Hinsichtlich der Höhe des errechneten Restbetrages für den Zeitraum vom 01.02.2015 bis 04.02.2015 besteht Übereinstimmung zwischen den Beklagten. Obwohl die Beklagte zu 1 die ihr gemäß § 86 SGB X obliegende Verpflichtung, bei der Erfüllung ihrer Aufgaben nach diesem Gesetzbuch eng mit anderen Leistungsträgern zusammenzuarbeiten, dadurch verletzt hat, dass sie die Regelung des § 9 FPV 2015 ignoriert hat, wonach sie alleine zur Zahlung gegenüber der Klägerin verpflichtet und anschließend zu einer Aufteilung nach Mitgliedschaftszeiten und Geltendmachung des Erstattungsanspruches gegenüber der Beklagten zu 2 verpflichtet gewesen wäre, war aufgrund der obigen Ausführungen im Klageverfahren alleine die Beklagte zu 2 zur Zahlung des Restbetrages zuzüglich der Verzinsung ab Rechtshändigkeit, also 27.12.2019, wie beantragt, gegenüber der Klägerin zu verpflichten. Da der Klägerin kein weiterer Vergütungsanspruch gegenüber der Beklagten zu 1 zusteht, steht ihr auch kein weiterer Zinsanspruch gegenüber der Beklagten zu 1 zu.
Die Kostenentscheidung beruht auf § 197a SGG in Verbindung mit §§ 161 Abs. 1, 154 Abs. 1 Verwaltungsgerichtsordnung (VwGO). Da die Beklagte zu 2 unterlegen ist, hat sie die Kosten des Verfahrens zu tragen.

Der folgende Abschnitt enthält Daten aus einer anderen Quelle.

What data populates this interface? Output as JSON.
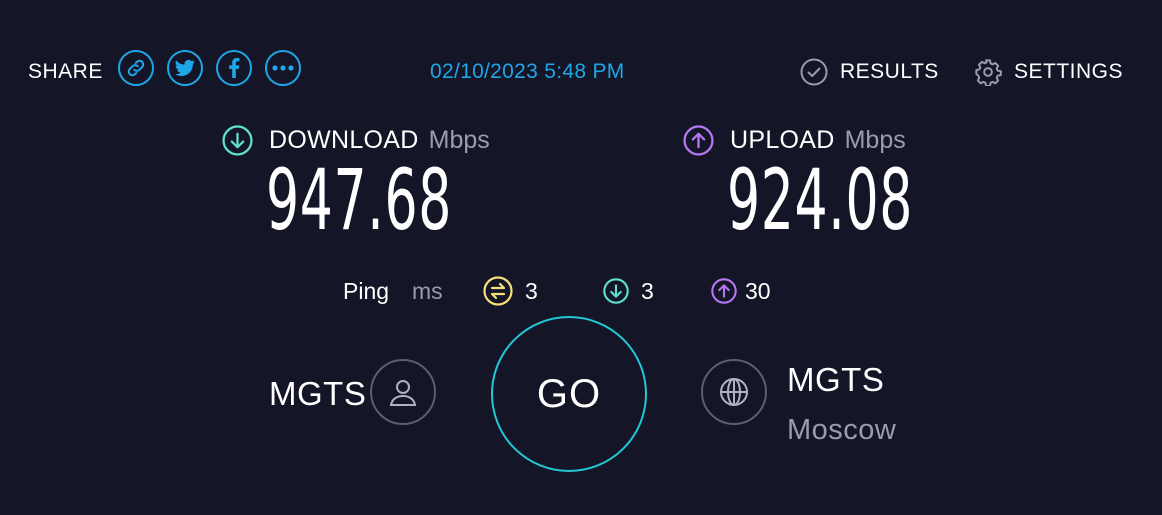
{
  "header": {
    "share_label": "SHARE",
    "share_buttons": [
      {
        "icon": "link-icon"
      },
      {
        "icon": "twitter-icon"
      },
      {
        "icon": "facebook-icon"
      },
      {
        "icon": "more-icon"
      }
    ],
    "timestamp": "02/10/2023 5:48 PM",
    "results_label": "RESULTS",
    "settings_label": "SETTINGS"
  },
  "download": {
    "label": "DOWNLOAD",
    "unit": "Mbps",
    "value": "947.68",
    "color": "#5fe0d0"
  },
  "upload": {
    "label": "UPLOAD",
    "unit": "Mbps",
    "value": "924.08",
    "color": "#b678f0"
  },
  "ping": {
    "label": "Ping",
    "unit": "ms",
    "idle": "3",
    "download": "3",
    "upload": "30",
    "idle_color": "#f5e07a"
  },
  "isp": {
    "name": "MGTS"
  },
  "go_label": "GO",
  "server": {
    "name": "MGTS",
    "location": "Moscow"
  },
  "colors": {
    "background": "#141526",
    "accent_blue": "#1ea7e8",
    "go_ring": "#22c7d6",
    "muted_text": "#9a9cad"
  }
}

Die Streitwertfestsetzung beruht auf § 197 a SGG in Verbindung mit dem Gerichtskostengesetz (GKG). Da der Klagantrag eine bezifferte Geldleistung betraf, ist deren Höhe maßgebend (§ 53 Abs. 3 GKG). Dabei ist in entsprechender Anwendung von § 5 Zivilprozessordnung (ZPO) keine Zusammenrechnung der Anträge gegenüber der Beklagten zu 1 und der Beklagten zu 2 vorzunehmen, da es sich bei dem Betrag von 1.615,96 EUR um die Gesamtforderung gegenüber beiden Schuldnern handelt.